The wind is suddenly rushing through my shaggy mop of hair, the sweat is drying rapidly in the extremely dry Utah sun, sand is clinging to the still wet spots on my forehead. My suspension is smiling as it finally gets a workout. I switch the fork lever from 4 to 5 inches, and feel as the forks natural Viagra kicks in, size or shall I say length of travel matters greatly with regards to mountain bikes. I see in the distance the downhill guy launching off a 3 foot ledge on the side of the trail, I follow suit and land smoothly in a cloud of dust just like I had dreamed of earlier, minus the full tweaked table top of course. The speed was killing my hands from grabbing my brakes. I thought of how bad it hurt to ride Plattekill Mountain back East, especially the first time of the season, as was this downhill the first big white knuckle downhill of the season.
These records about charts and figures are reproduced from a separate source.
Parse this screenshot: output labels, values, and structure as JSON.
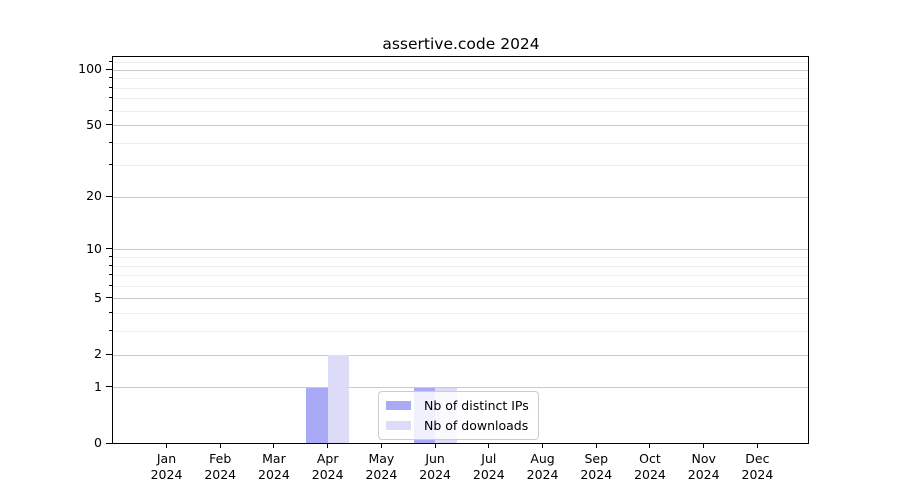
{
  "title": "assertive.code 2024",
  "chart_data": {
    "type": "bar",
    "categories": [
      "Jan 2024",
      "Feb 2024",
      "Mar 2024",
      "Apr 2024",
      "May 2024",
      "Jun 2024",
      "Jul 2024",
      "Aug 2024",
      "Sep 2024",
      "Oct 2024",
      "Nov 2024",
      "Dec 2024"
    ],
    "series": [
      {
        "name": "Nb of distinct IPs",
        "color": "#a9a9f6",
        "values": [
          0,
          0,
          0,
          1,
          0,
          1,
          0,
          0,
          0,
          0,
          0,
          0
        ]
      },
      {
        "name": "Nb of downloads",
        "color": "#dcdcf9",
        "values": [
          0,
          0,
          0,
          2,
          0,
          1,
          0,
          0,
          0,
          0,
          0,
          0
        ]
      }
    ],
    "title": "assertive.code 2024",
    "xlabel": "",
    "ylabel": "",
    "yscale": "log1p",
    "ylim": [
      0,
      118
    ],
    "yticks_major": [
      0,
      1,
      2,
      5,
      10,
      20,
      50,
      100
    ],
    "yticks_minor": [
      3,
      4,
      6,
      7,
      8,
      9,
      30,
      40,
      60,
      70,
      80,
      90,
      110
    ],
    "grid": "on",
    "legend_position": "lower center"
  },
  "colors": {
    "grid_major": "#c9c9c9",
    "grid_minor": "#ededed",
    "spine": "#000000",
    "background": "#ffffff"
  }
}
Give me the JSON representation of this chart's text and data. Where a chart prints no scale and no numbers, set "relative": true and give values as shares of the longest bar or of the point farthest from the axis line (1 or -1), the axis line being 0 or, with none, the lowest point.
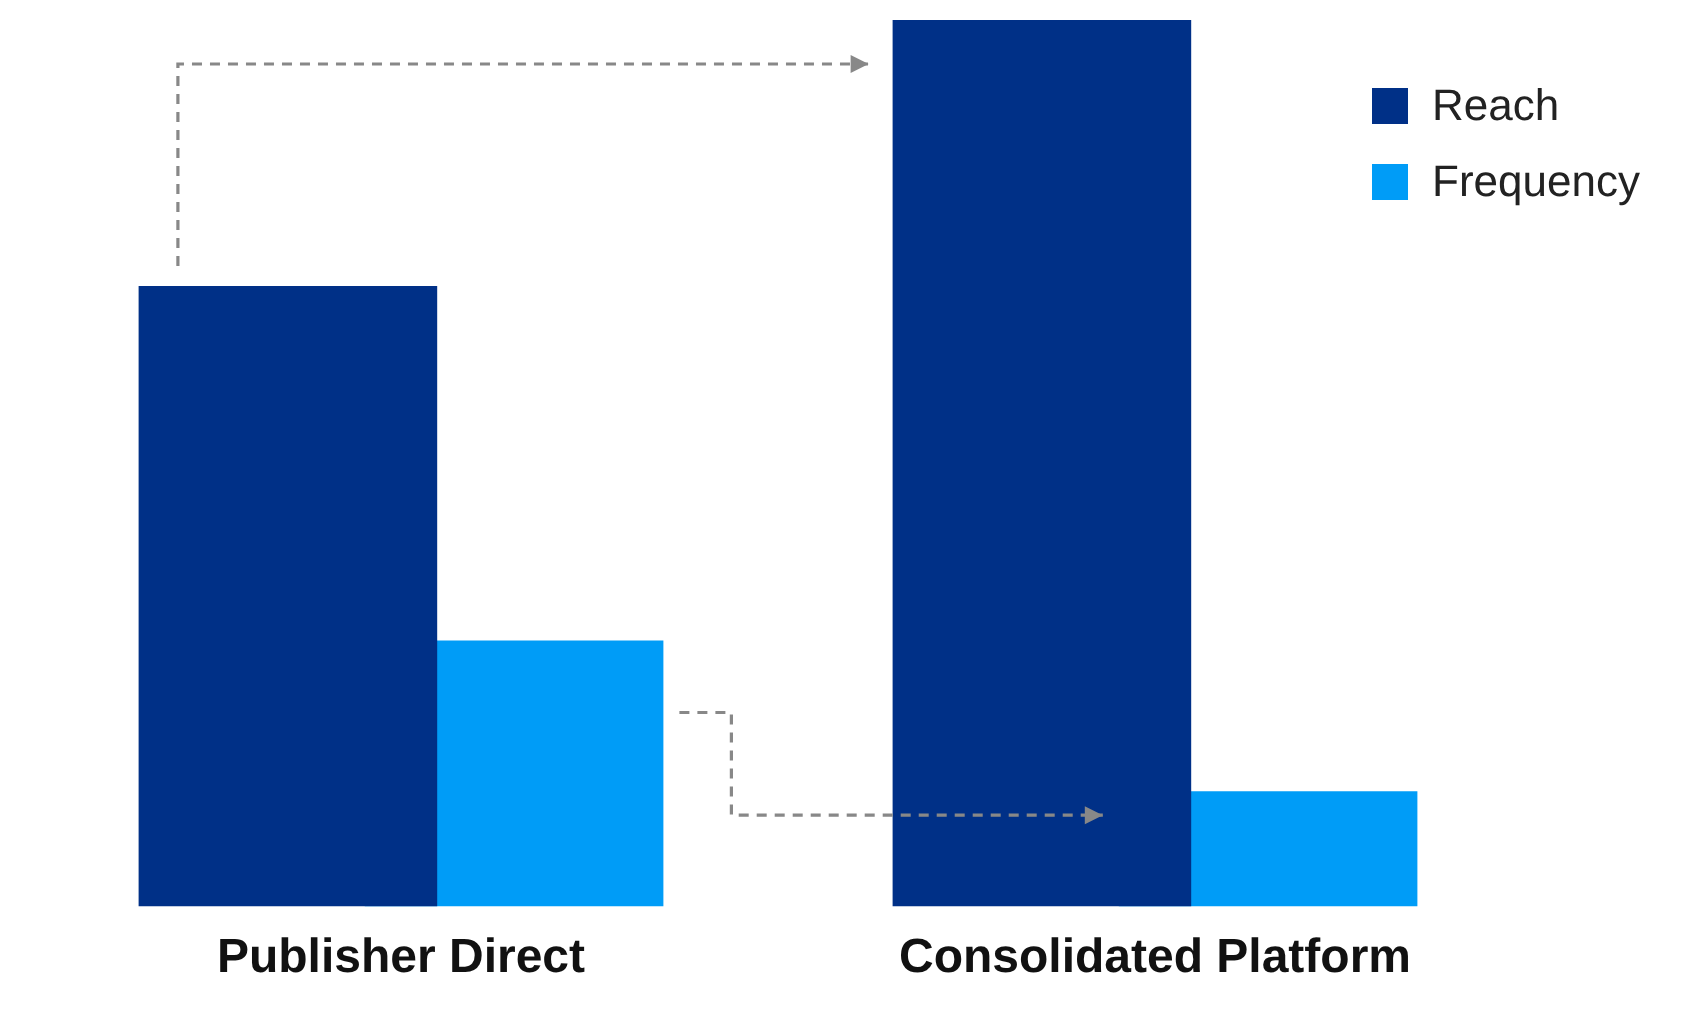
{
  "chart_data": {
    "type": "bar",
    "relative": true,
    "categories": [
      "Publisher Direct",
      "Consolidated Platform"
    ],
    "series": [
      {
        "name": "Reach",
        "color": "#003087",
        "values": [
          0.7,
          1
        ]
      },
      {
        "name": "Frequency",
        "color": "#009cf7",
        "values": [
          0.3,
          0.13
        ]
      }
    ],
    "legend": "top right"
  }
}
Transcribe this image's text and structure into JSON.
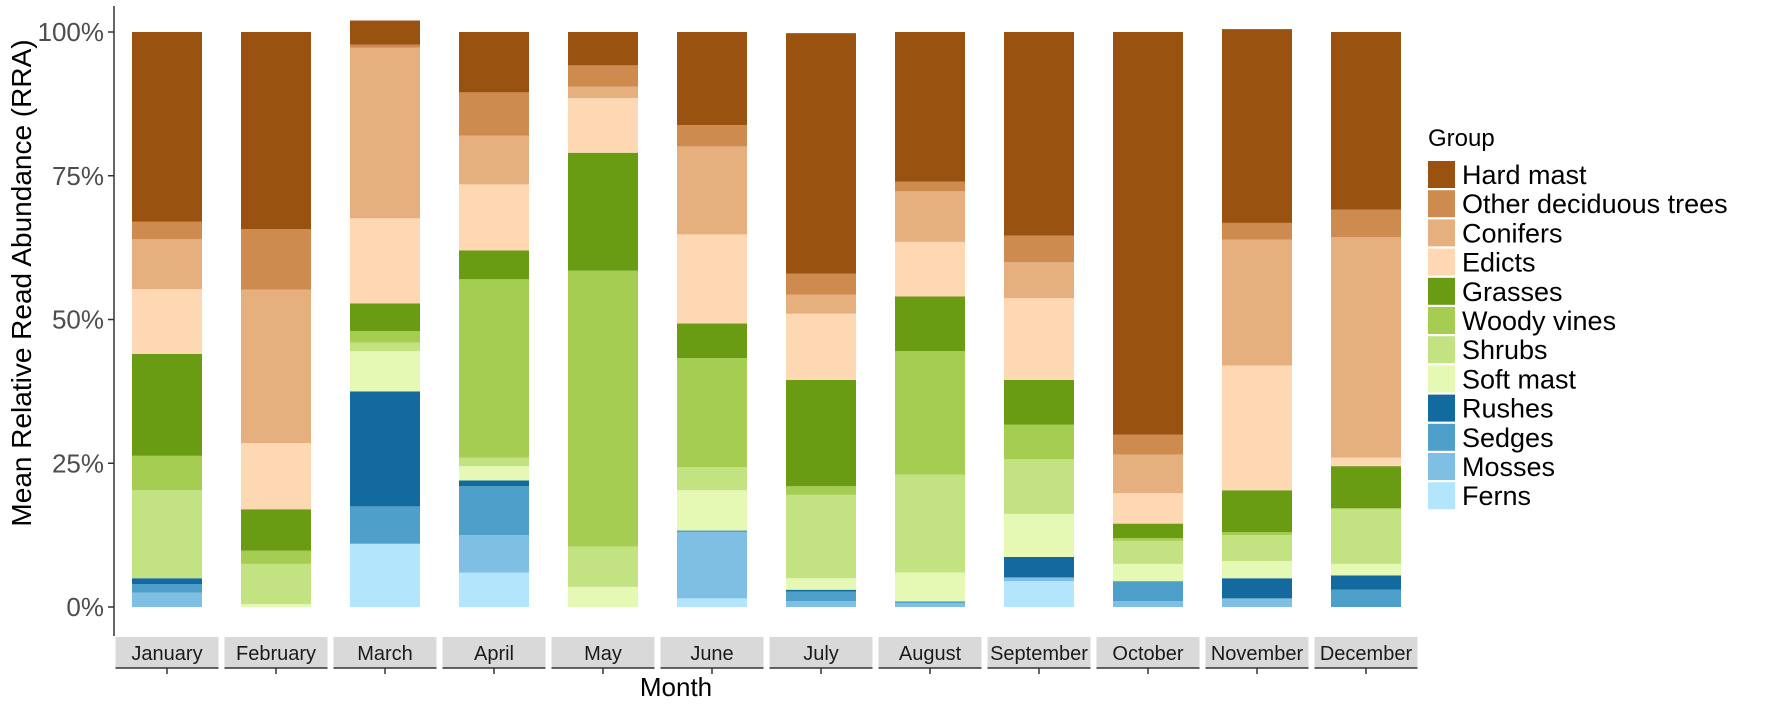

I was chugging my water when I realized I might want to consereve considering I still had 6 miles to go and had chugged a lot on the way up, it was well over 100 degrees by now, and I know what they say about dry heat and all, but once it hits 100 it could be humid no matter, its hot. So hot yet so dry and that makes you drink even more. I checked my camelback and to my dismay I had only 30ozs left, that’s always problematic, on a normal ride if I drink the whole thing in under 5 hours its very rare, so here I was in the middle of the desert with barely any water left. I started to ration but by the last mile or two I decided to leave my newfound Jesus freak friends to go ahead and try and hit the road. I knew as does any one who has ever been to Moab that at the northern intersection of routes 191 and 128 there is the spring. Actually a pipe coming out of a rock that spews very good sweet spring water that is potable. Springs are the best simply put, instead of filling up the sea of empty two liter bottles that grows in the back seat on every road trip in every gas station you come to, here you have the local watering hole literally. Here is where trail conditions, whitewater conditions, local climbing routes, best trails for whatever style your looking for, best local brewpub, best eats, etc… can be found. Its like an information booth minus the brochures, like a kick ass chamber of commerce where everyone is super chill and wants to make sure you make the most of your time in Moab. Well I was out of water completely when I reached the road, my friend wasn’t there yet so I rode wearily and rather weakly along the road, I was feeling the first effects of dehydration, not good I thought. I came to pull off and asked the sightseers taking pictures if they had any water, a 16 oz bottle was produced and I drank it in one gulp. After what seemed like an endless amount of time I arrived at the spring, and sat down. I had a pounding headache and just wanted to go to sleep. I remember Danny pulling up and grabbing me some ice cold water and then it was all good, too close I said, but thank the Lord I was fine.
It was well worth it the trail had almost killed me, but I was safe with loads of memories. And so we continued into Colorado in search of greener pastures and cooler weather.